El sistema social, de dimensiones prácticamente globales, ha generado individuos, conciencias separadas entre sí, sólo unidas en un fin común: la búsqueda del placer cada uno por sí, aunque de vez en cuando nos arracimemos en grupúsculos o en cantidades mayores, como ante un “evento”, deportivo, religioso, o similar. Pero más allá, carecemos hoy de la habilidad para caminar codo a codo, como no se produzca una catástrofe, en que ya el Estado apenas sí puede responder. Viene bien aquí aquella maravilla de poesía de Benedetti, cantada por Nacha Guevara en que, contra el individualismo inoperante, se decía:
“Si te quiero es porque sos mi amor,
mi cómplice y todo,
y en la calle codo a codo
somos mucho más que dos.
Tus manos son mi caricia
mis acordes cotidianos
te quiero porque tus manos
trabajan por la justicia”.
No se trata de defender el rebaño, que nada sublime elabora; ni la masificación donde, decía FREUD, descendemos a lo más ancestral, evaporándose los logros de la cultura. Pero sí de superar esa excesiva granulación que sistémicamente nos atenaza y tender puentes entre nosotros mismos. Cierto que echamos de menos formaciones más atrevidas, defensoras del interés de todos los ciudadanos, en nuestro espectro político que puedan vehicular relaciones más justas; pero también lo es que la solidaridad y la contestación ayudará a incubarlas. El triunfo de Merkel en Alemania no prueba que esas formaciones más justas sean extemporáneas; sólo prueba que ese ambicioso país está dispuesto a seguir alimentando un sistema social que a ellos tanto favorece; exportar esa sensibilidad política es inconsistente, porque implica que la mayoría vote contra sus propios intereses; vote la continuidad de situaciones altamente injustas. Ésta es precisamente la alienación, siempre por desgracia posible, la misma que el sistema se preocupa muy mucho de generar, como todo un imaginario que parece procurar los intereses de un colectivo, pero que realmente lo despistan y atenazan como falsa salida; ideas y prácticas que incluso benefician más al antagonista social.

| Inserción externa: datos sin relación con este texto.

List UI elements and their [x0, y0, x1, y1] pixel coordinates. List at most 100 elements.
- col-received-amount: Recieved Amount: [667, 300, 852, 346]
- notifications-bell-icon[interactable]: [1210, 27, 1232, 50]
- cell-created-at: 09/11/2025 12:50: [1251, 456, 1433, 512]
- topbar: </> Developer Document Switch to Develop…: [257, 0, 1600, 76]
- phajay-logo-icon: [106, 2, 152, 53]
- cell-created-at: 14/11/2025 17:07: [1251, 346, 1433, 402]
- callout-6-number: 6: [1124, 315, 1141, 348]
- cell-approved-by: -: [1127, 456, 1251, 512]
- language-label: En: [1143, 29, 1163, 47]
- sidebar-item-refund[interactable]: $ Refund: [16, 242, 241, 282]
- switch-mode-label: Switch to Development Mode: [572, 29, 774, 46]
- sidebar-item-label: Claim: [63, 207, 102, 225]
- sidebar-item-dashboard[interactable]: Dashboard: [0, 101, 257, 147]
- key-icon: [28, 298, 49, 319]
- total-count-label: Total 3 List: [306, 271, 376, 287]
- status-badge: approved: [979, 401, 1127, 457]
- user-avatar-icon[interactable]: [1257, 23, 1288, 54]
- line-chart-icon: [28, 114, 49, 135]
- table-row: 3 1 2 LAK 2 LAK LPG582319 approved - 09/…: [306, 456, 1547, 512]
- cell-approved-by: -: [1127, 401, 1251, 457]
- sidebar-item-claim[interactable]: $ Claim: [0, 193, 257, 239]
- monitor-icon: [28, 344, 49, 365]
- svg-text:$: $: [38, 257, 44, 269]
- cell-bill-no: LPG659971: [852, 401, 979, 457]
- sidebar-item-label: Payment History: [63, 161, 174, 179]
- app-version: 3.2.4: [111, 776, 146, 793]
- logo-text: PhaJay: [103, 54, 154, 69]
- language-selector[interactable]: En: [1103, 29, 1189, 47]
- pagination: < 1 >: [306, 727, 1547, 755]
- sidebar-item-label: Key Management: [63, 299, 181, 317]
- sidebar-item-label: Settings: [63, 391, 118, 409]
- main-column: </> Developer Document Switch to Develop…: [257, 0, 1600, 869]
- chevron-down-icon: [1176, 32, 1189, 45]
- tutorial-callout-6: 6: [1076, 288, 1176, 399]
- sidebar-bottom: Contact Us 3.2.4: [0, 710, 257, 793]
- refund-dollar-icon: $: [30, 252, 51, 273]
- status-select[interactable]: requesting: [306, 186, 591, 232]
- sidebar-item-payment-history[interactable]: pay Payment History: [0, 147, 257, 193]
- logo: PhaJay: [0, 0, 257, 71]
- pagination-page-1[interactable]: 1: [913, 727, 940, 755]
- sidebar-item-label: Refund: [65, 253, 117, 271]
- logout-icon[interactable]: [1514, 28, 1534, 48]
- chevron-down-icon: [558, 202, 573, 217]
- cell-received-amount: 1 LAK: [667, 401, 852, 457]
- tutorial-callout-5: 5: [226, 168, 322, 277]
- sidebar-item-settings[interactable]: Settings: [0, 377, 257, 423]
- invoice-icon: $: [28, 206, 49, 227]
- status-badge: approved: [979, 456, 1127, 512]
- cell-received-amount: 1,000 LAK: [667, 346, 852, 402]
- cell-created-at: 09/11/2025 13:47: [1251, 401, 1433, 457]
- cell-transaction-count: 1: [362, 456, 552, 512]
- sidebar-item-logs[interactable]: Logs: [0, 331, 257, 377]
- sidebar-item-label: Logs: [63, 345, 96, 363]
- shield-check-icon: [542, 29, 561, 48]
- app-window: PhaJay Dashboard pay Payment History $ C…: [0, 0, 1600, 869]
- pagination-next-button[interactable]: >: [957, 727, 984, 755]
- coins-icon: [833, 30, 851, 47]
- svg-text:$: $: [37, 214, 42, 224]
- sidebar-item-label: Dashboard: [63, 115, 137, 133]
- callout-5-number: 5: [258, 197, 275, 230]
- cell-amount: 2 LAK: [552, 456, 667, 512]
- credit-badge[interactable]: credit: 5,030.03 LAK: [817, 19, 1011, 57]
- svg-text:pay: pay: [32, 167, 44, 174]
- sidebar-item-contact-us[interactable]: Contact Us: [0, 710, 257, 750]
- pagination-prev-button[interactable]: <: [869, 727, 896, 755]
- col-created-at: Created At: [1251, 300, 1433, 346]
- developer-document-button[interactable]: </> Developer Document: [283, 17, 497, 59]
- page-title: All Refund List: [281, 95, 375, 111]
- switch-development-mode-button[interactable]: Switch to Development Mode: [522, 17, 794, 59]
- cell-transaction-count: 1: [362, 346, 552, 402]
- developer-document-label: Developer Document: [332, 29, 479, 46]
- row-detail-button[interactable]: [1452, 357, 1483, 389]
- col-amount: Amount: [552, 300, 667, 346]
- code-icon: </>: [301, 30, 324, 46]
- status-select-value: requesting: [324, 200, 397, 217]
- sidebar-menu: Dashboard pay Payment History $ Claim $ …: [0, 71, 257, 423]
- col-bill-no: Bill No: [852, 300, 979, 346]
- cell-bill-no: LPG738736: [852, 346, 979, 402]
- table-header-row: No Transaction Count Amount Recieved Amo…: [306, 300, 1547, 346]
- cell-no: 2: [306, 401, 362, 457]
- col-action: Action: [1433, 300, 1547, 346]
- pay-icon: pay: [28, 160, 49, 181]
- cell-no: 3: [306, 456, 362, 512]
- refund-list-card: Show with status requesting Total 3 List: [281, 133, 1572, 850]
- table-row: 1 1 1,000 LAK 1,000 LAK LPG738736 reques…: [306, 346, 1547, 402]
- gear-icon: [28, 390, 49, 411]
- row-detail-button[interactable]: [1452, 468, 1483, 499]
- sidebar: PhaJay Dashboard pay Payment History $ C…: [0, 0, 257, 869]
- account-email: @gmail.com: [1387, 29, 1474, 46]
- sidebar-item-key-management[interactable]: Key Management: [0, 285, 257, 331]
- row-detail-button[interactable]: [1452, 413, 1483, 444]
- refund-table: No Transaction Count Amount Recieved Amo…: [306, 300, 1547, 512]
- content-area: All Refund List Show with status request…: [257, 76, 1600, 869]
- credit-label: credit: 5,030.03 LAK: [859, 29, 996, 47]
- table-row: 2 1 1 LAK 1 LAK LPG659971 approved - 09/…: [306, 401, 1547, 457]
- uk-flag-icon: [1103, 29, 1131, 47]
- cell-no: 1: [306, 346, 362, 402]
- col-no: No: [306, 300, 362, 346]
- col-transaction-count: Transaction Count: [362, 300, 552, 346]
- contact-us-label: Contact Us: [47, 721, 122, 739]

La urgencia en tender dichos puentes de comunicación entre individuos alejados, en hacerles ver sus verdaderos intereses, no debe ser puesta en tela de juicio, con las alienantes consignas sobre que “estamos superando la crisis”, o que “vamos a recoger los frutos del gran esfuerzo”. El individuo puede saber perfectamente todo lo que se ha perdido en el camino: mucho, aunque se quiera ocultarlo y que continúen en el engranaje los que aún puedan; mas el grado de insuficiencia e insatisfacción, el deterioro de las condiciones ambientales, apenas son recuperables y deben hacer que tomemos conciencia y caminemos codo a codo contra todo canto de sirena que siga vendiendo sin más unas relaciones capitalistas cada vez más draconianas, o contra la alienante sospecha de que la vida política es siempre infructuosa para el pueblo..

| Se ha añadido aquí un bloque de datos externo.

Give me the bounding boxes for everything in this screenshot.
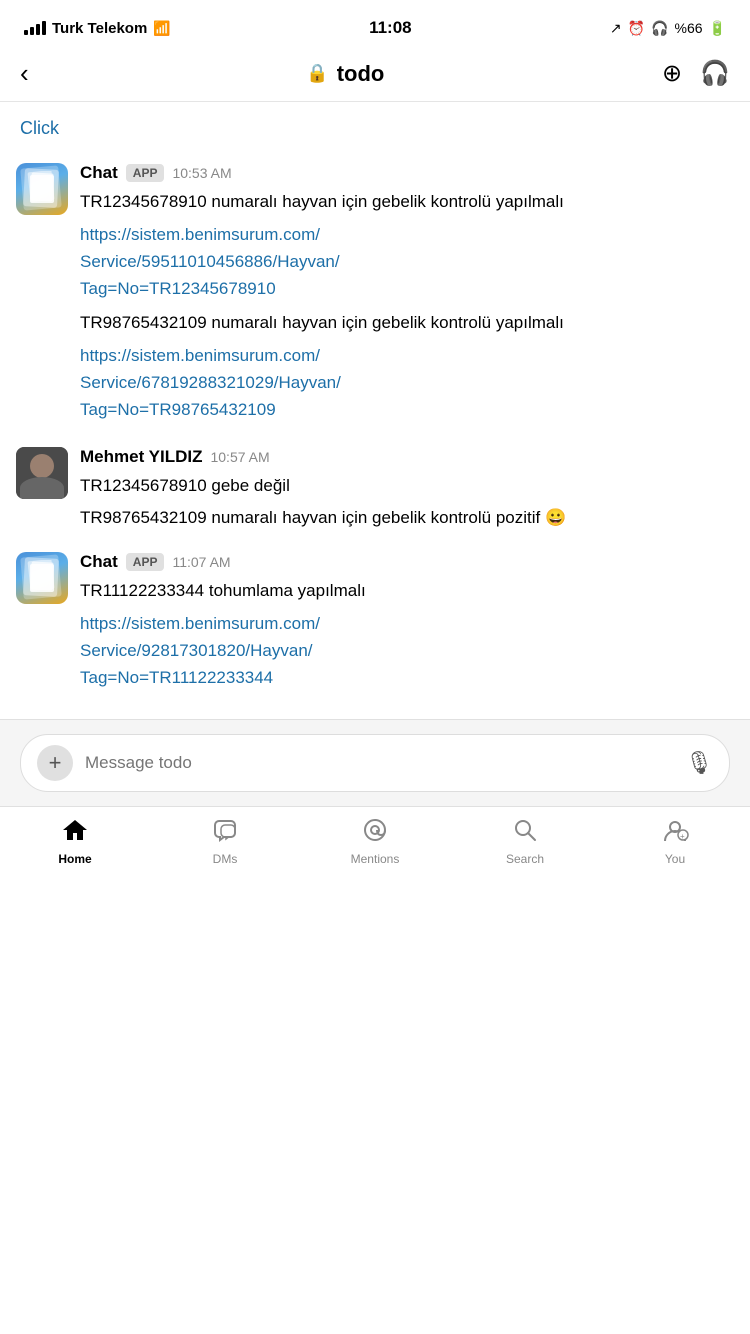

Antes de ocultar los horrores que tantos padecen por el desenvolvimiento de un sistema indecente, pongámoslos sobre la mesa y avancemos codo a codo, sin violencia, pero con total decisión; siendo positivos pero no gozando por separado de la vida, sino con conciencia de clase social, la de los jóvenes, trabajadores, aún no trabajadores, pensionistas, que no explotan al prójimo, sino que exigen condiciones justas de vida, servicios adecuados, porque todo ello es posible, organizando la sociedad según este justo fin, y no encaminada a las faltriqueras de unos pocos.
Publicado en La Opinión de 12 de Octubre de 2013.